For patients with TH and MTC co-occurrence, treatment should be performed in accordance with the MTC treatment guideline (24). Surgery is the first step in MTC treatment and the scope of surgery should include the thyroid gland, bilateral central compartment lymph nodes and lateral neck lymph nodes in accordance with the serum calcitonin level. During follow-up, measuring calcitonin and CEA levels every 3 months is important to determine the chemical relapse of the disease. In addition, neck ultrasonography should be performed every 3 months to check for MTC relapse.
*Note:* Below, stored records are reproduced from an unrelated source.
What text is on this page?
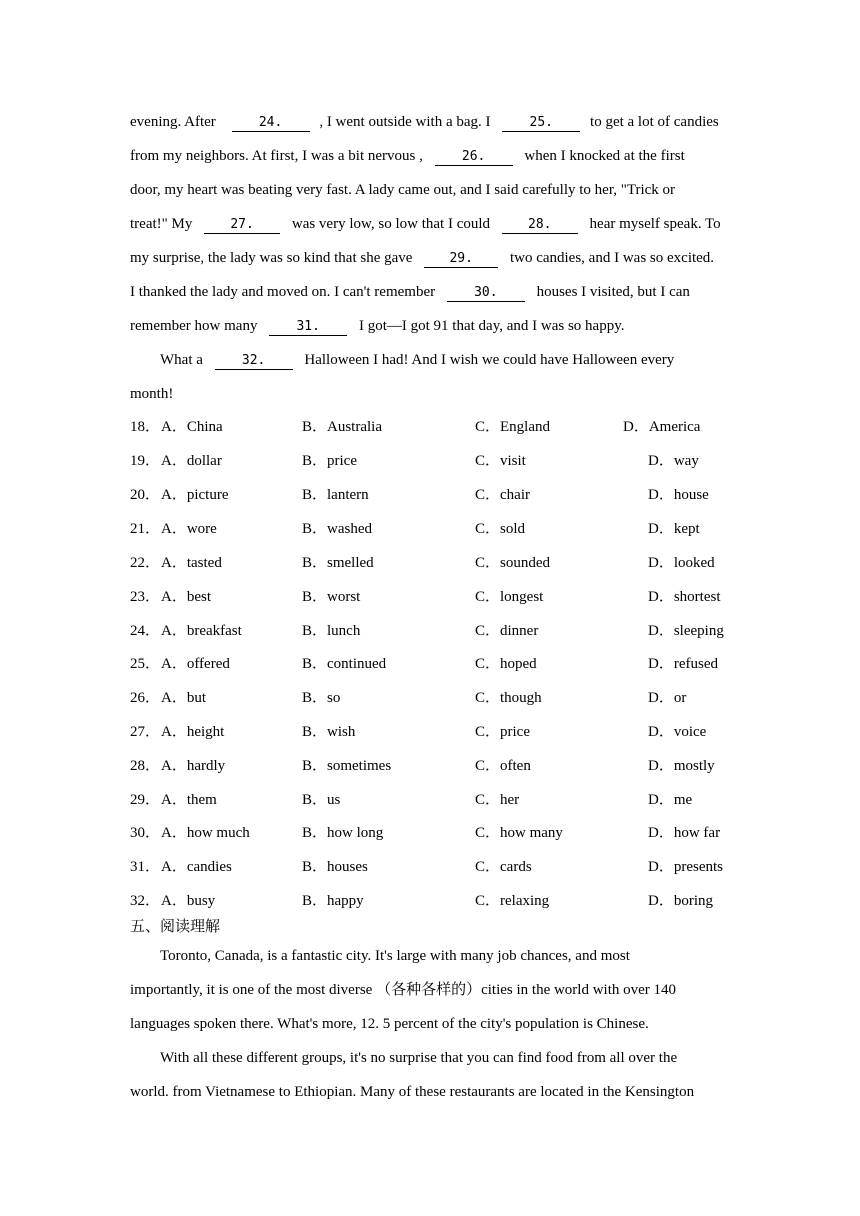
evening. After	24. , I went outside with a bag. I	25. to get a lot of candies
from my neighbors. At first, I was a bit nervous ,	26.	when I knocked at the first
door, my heart was beating very fast. A lady came out, and I said carefully to her, "Trick or
treat!" My	27.	was very low, so low that I could	28.	hear myself speak. To
my surprise, the lady was so kind that she gave	29. two candies, and I was so excited.
I thanked the lady and moved on. I can't remember	30.	houses I visited, but I can
remember how many	31.	I got—I got 91 that day, and I was so happy.
What a	32.	Halloween I had! And I wish we could have Halloween every
month!
18． A．China	B．Australia	C．England	D．America
19． A．dollar	B．price	C．visit	D．way
20． A．picture	B．lantern	C．chair	D．house
21． A．wore	B．washed	C．sold	D．kept
22． A．tasted	B．smelled	C．sounded	D．looked
23． A．best	B．worst	C．longest	D．shortest
24． A．breakfast	B．lunch	C．dinner	D．sleeping
25． A．offered	B．continued	C．hoped	D．refused
26． A．but	B．so	C．though	D．or
27． A．height	B．wish	C．price	D．voice
28． A．hardly	B．sometimes	C．often	D．mostly
29． A．them	B．us	C．her	D．me
30． A．how much	B．how long	C．how many	D．how far
31． A．candies	B．houses	C．cards	D．presents
32． A．busy	B．happy	C．relaxing	D．boring
五、阅读理解
Toronto, Canada, is a fantastic city. It's large with many job chances, and most
importantly, it is one of the most diverse （各种各样的）cities in the world with over 140
languages spoken there. What's more, 12. 5 percent of the city's population is Chinese.
With all these different groups, it's no surprise that you can find food from all over the
world. from Vietnamese to Ethiopian. Many of these restaurants are located in the Kensington
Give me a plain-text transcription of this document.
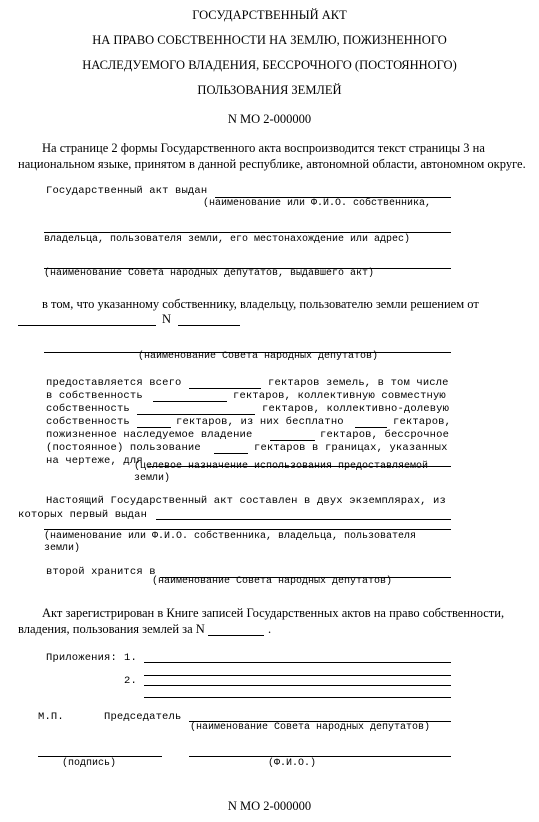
ГОСУДАРСТВЕННЫЙ АКТ
НА ПРАВО СОБСТВЕННОСТИ НА ЗЕМЛЮ, ПОЖИЗНЕННОГО
НАСЛЕДУЕМОГО ВЛАДЕНИЯ, БЕССРОЧНОГО (ПОСТОЯННОГО)
ПОЛЬЗОВАНИЯ ЗЕМЛЕЙ
N МО 2-000000
На странице 2 формы Государственного акта воспроизводится текст страницы 3 на
национальном языке, принятом в данной республике, автономной области, автономном округе.
Государственный акт выдан
(наименование или Ф.И.О. собственника,
владельца, пользователя земли, его местонахождение или адрес)
(наименование Совета народных депутатов, выдавшего акт)
в том, что указанному собственнику, владельцу, пользователю земли решением от
N
(наименование Совета народных депутатов)
предоставляется всего	гектаров земель, в том числе
в собственность	гектаров, коллективную совместную
собственность	гектаров, коллективно-долевую
собственность	гектаров, из них бесплатно	гектаров,
пожизненное наследуемое владение	гектаров, бессрочное
(постоянное) пользование	гектаров в границах, указанных
на чертеже, для
(целевое назначение использования предоставляемой
земли)
Настоящий Государственный акт составлен в двух экземплярах, из
которых первый выдан
(наименование или Ф.И.О. собственника, владельца, пользователя
земли)
второй хранится в
(наименование Совета народных депутатов)
Акт зарегистрирован в Книге записей Государственных актов на право собственности,
владения, пользования землей за N	.
Приложения: 1.
2.
М.П.	Председатель
(наименование Совета народных депутатов)
(подпись)	(Ф.И.О.)
N МО 2-000000
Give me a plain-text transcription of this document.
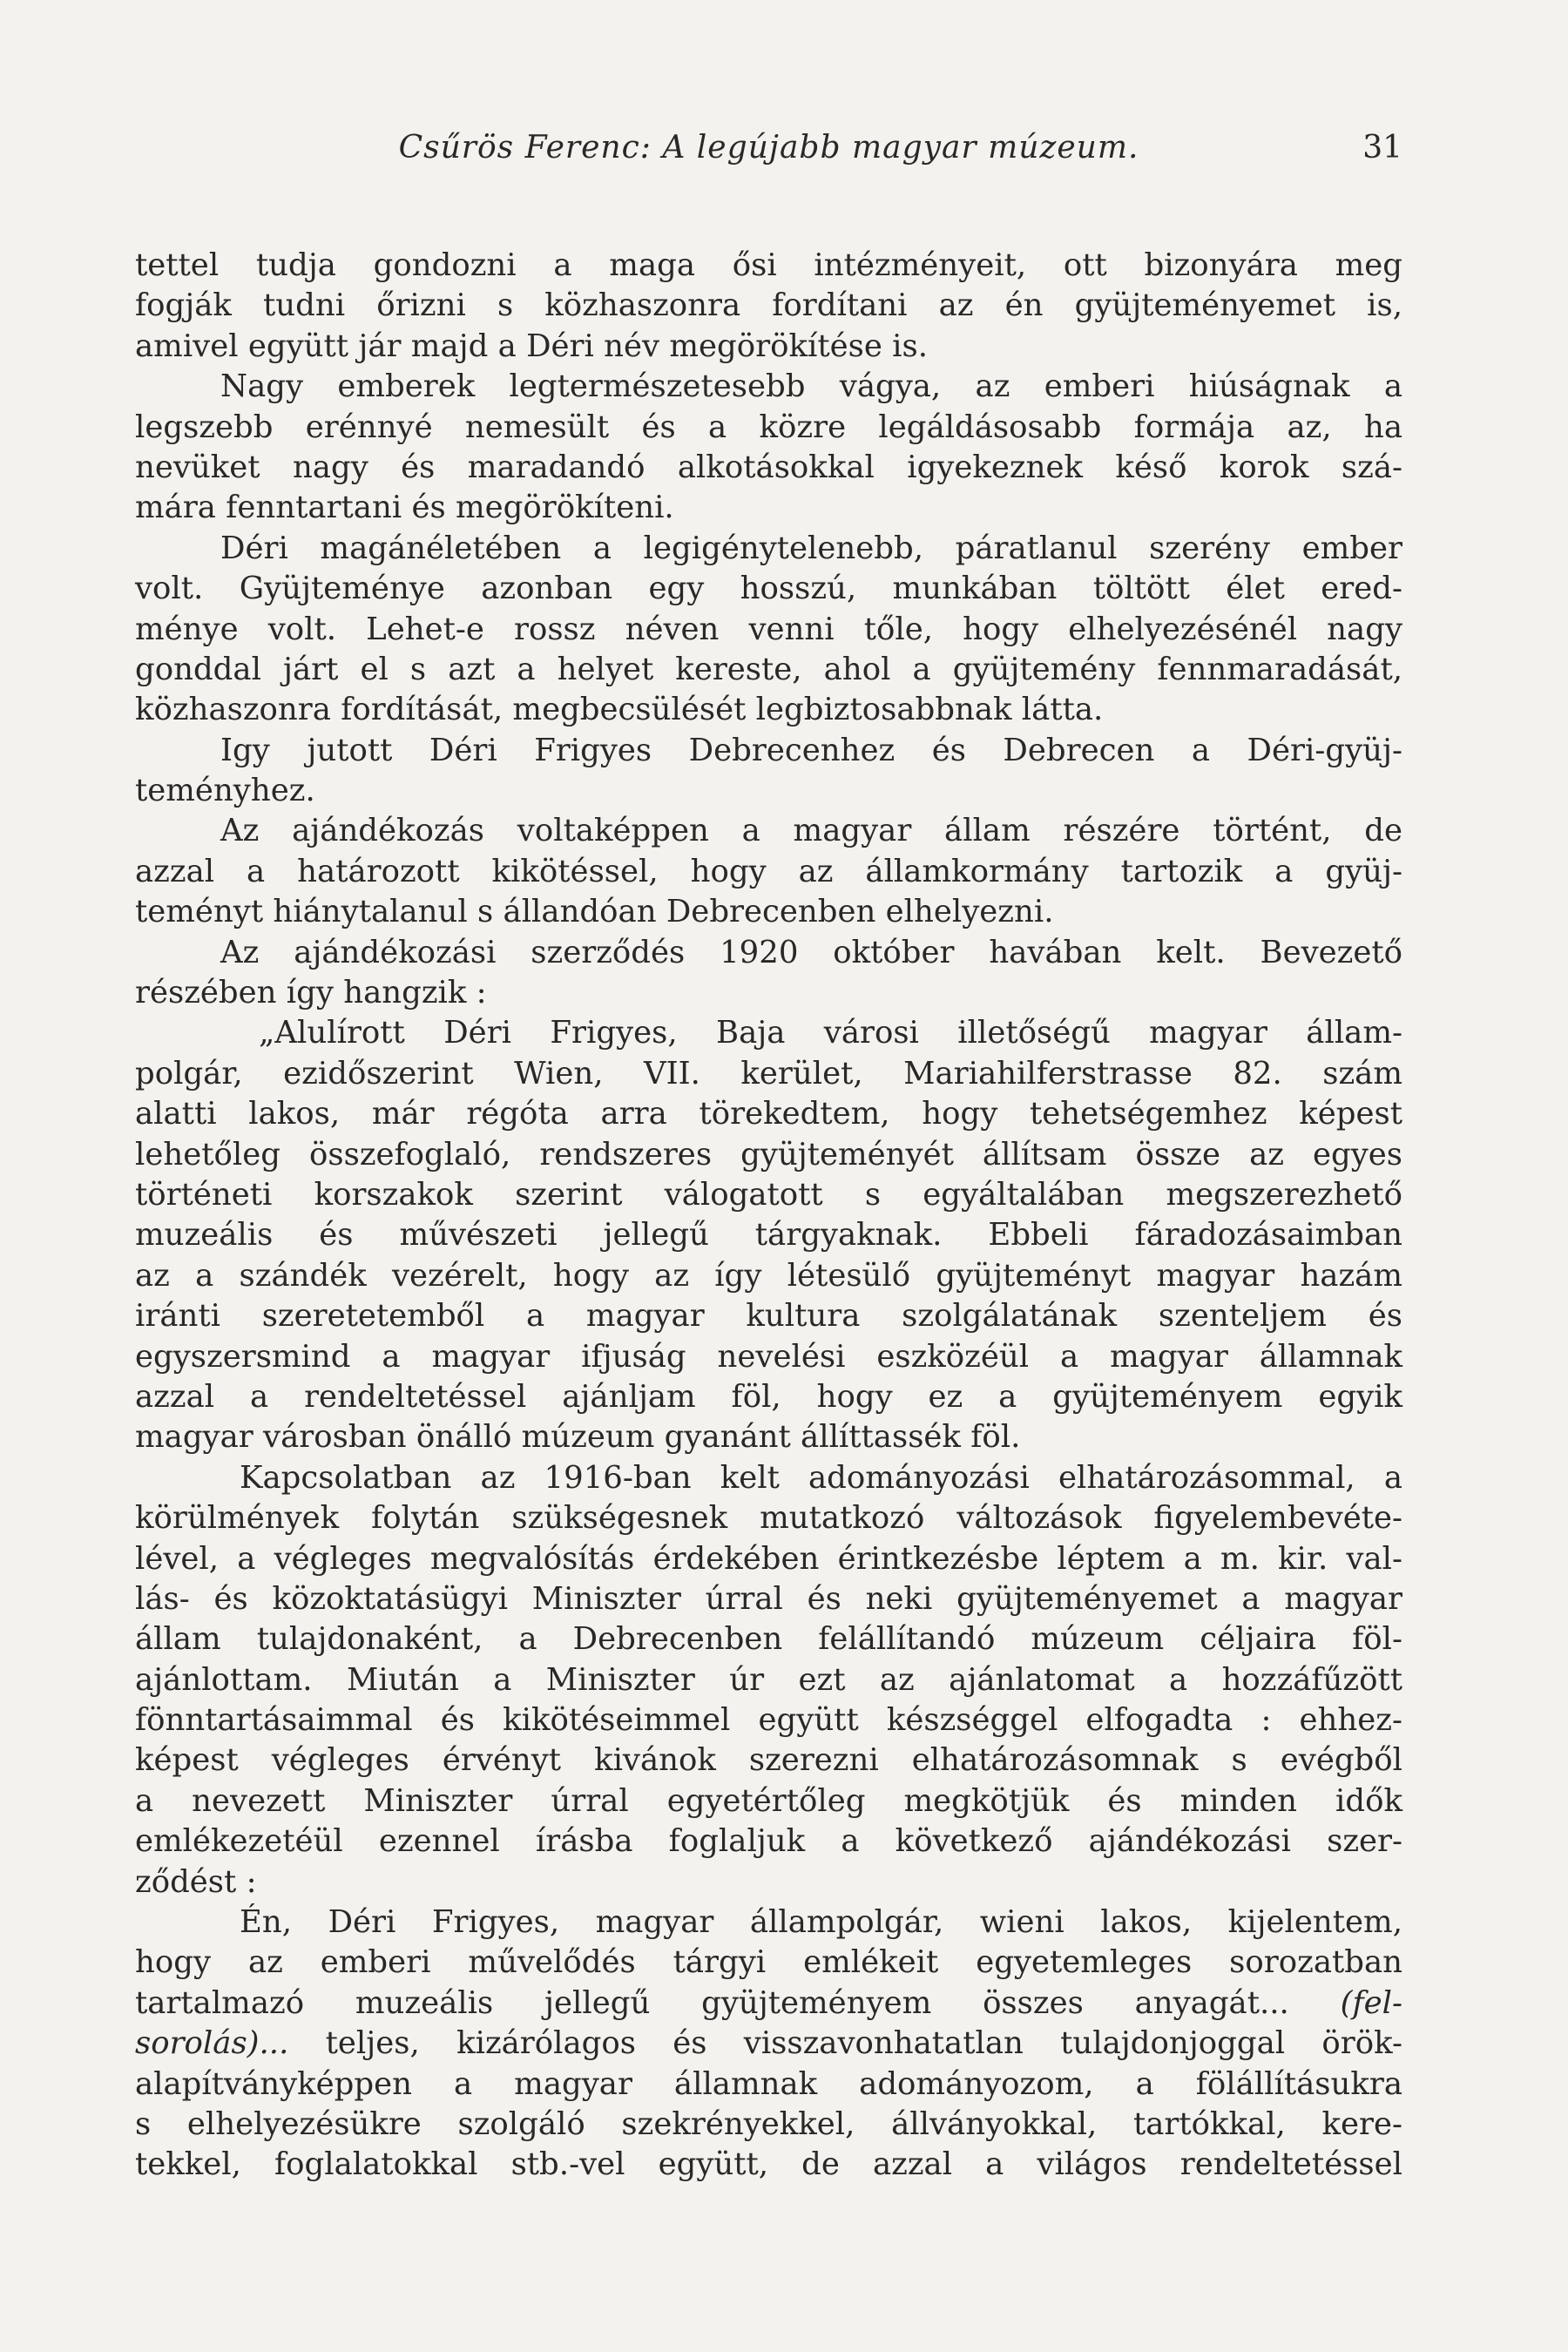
Csűrös Ferenc: A legújabb magyar múzeum.	31
tettel tudja gondozni a maga ősi intézményeit, ott bizonyára meg
fogják tudni őrizni s közhaszonra fordítani az én gyüjteményemet is,
amivel együtt jár majd a Déri név megörökítése is.
Nagy emberek legtermészetesebb vágya, az emberi hiúságnak a
legszebb erénnyé nemesült és a közre legáldásosabb formája az, ha
nevüket nagy és maradandó alkotásokkal igyekeznek késő korok szá-
mára fenntartani és megörökíteni.
Déri magánéletében a legigénytelenebb, páratlanul szerény ember
volt. Gyüjteménye azonban egy hosszú, munkában töltött élet ered-
ménye volt. Lehet-e rossz néven venni tőle, hogy elhelyezésénél nagy
gonddal járt el s azt a helyet kereste, ahol a gyüjtemény fennmaradását,
közhaszonra fordítását, megbecsülését legbiztosabbnak látta.
Igy jutott Déri Frigyes Debrecenhez és Debrecen a Déri-gyüj-
teményhez.
Az ajándékozás voltaképpen a magyar állam részére történt, de
azzal a határozott kikötéssel, hogy az államkormány tartozik a gyüj-
teményt hiánytalanul s állandóan Debrecenben elhelyezni.
Az ajándékozási szerződés 1920 október havában kelt. Bevezető
részében így hangzik :
„Alulírott Déri Frigyes, Baja városi illetőségű magyar állam-
polgár, ezidőszerint Wien, VII. kerület, Mariahilferstrasse 82. szám
alatti lakos, már régóta arra törekedtem, hogy tehetségemhez képest
lehetőleg összefoglaló, rendszeres gyüjteményét állítsam össze az egyes
történeti korszakok szerint válogatott s egyáltalában megszerezhető
muzeális és művészeti jellegű tárgyaknak. Ebbeli fáradozásaimban
az a szándék vezérelt, hogy az így létesülő gyüjteményt magyar hazám
iránti szeretetemből a magyar kultura szolgálatának szenteljem és
egyszersmind a magyar ifjuság nevelési eszközéül a magyar államnak
azzal a rendeltetéssel ajánljam föl, hogy ez a gyüjteményem egyik
magyar városban önálló múzeum gyanánt állíttassék föl.
Kapcsolatban az 1916-ban kelt adományozási elhatározásommal, a
körülmények folytán szükségesnek mutatkozó változások figyelembevéte-
lével, a végleges megvalósítás érdekében érintkezésbe léptem a m. kir. val-
lás- és közoktatásügyi Miniszter úrral és neki gyüjteményemet a magyar
állam tulajdonaként, a Debrecenben felállítandó múzeum céljaira föl-
ajánlottam. Miután a Miniszter úr ezt az ajánlatomat a hozzáfűzött
fönntartásaimmal és kikötéseimmel együtt készséggel elfogadta : ehhez-
képest végleges érvényt kivánok szerezni elhatározásomnak s evégből
a nevezett Miniszter úrral egyetértőleg megkötjük és minden idők
emlékezetéül ezennel írásba foglaljuk a következő ajándékozási szer-
ződést :
Én, Déri Frigyes, magyar állampolgár, wieni lakos, kijelentem,
hogy az emberi művelődés tárgyi emlékeit egyetemleges sorozatban
tartalmazó muzeális jellegű gyüjteményem összes anyagát... (fel-
sorolás)... teljes, kizárólagos és visszavonhatatlan tulajdonjoggal örök-
alapítványképpen a magyar államnak adományozom, a fölállításukra
s elhelyezésükre szolgáló szekrényekkel, állványokkal, tartókkal, kere-
tekkel, foglalatokkal stb.-vel együtt, de azzal a világos rendeltetéssel
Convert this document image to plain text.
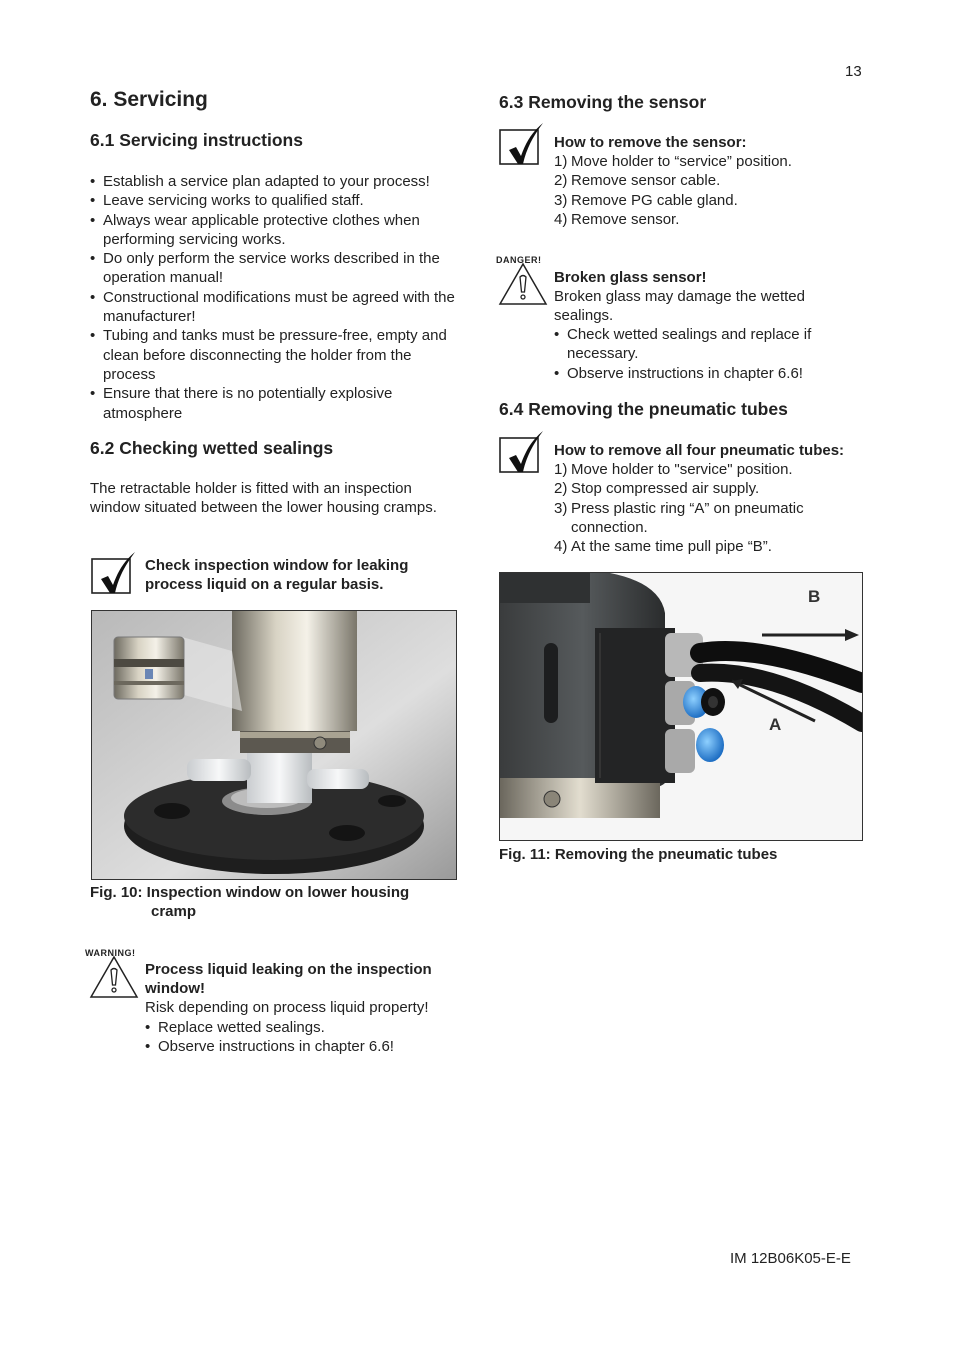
13
6. Servicing
6.1 Servicing instructions
• Establish a service plan adapted to your process!
• Leave servicing works to qualified staff.
• Always wear applicable protective clothes when performing servicing works.
• Do only perform the service works described in the operation manual!
• Constructional modifications must be agreed with the manufacturer!
• Tubing and tanks must be pressure-free, empty and clean before disconnecting the holder from the process
• Ensure that there is no potentially explosive atmosphere
6.2 Checking wetted sealings
The retractable holder is fitted with an inspection window situated between the lower housing cramps.
Check inspection window for leaking process liquid on a regular basis.
Fig. 10: Inspection window on lower housing
cramp
WARNING!
Process liquid leaking on the inspection window!
Risk depending on process liquid property!
• Replace wetted sealings.
• Observe instructions in chapter 6.6!
6.3 Removing the sensor
How to remove the sensor:
1) Move holder to “service” position.
2) Remove sensor cable.
3) Remove PG cable gland.
4) Remove sensor.
DANGER!
Broken glass sensor!
Broken glass may damage the wetted sealings.
• Check wetted sealings and replace if necessary.
• Observe instructions in chapter 6.6!
6.4 Removing the pneumatic tubes
How to remove all four pneumatic tubes:
1) Move holder to "service" position.
2) Stop compressed air supply.
3) Press plastic ring “A” on pneumatic connection.
4) At the same time pull pipe “B”.
B
A
Fig. 11: Removing the pneumatic tubes
IM 12B06K05-E-E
In the present case, the patient remains healthy with no evidence of disease recurrence.

Notably, the present case has certain limitations. The pathology and clinical significance of TH were not completely illustrated. Therefore, gene mutation and epigenetic changes of TH require further investigation. Furthermore, the association between TH and other thyroid diseases has not been well-studied. In future studies, high-throughput technologies may discover the cause of TH in thyroid embryogenesis and the relationship between TH and other thyroid diseases.

In conclusion, TH is a rare congenital anomaly that is typically asymptomatic. MTC occurrence in the remnant lobe is uncommon. Knowledge of this rare type of thyroid disorder and immunohistochemical markers are key to making a correct diagnosis. The treatment strategy for TH and MTC co-occurrence should follow the MTC guideline.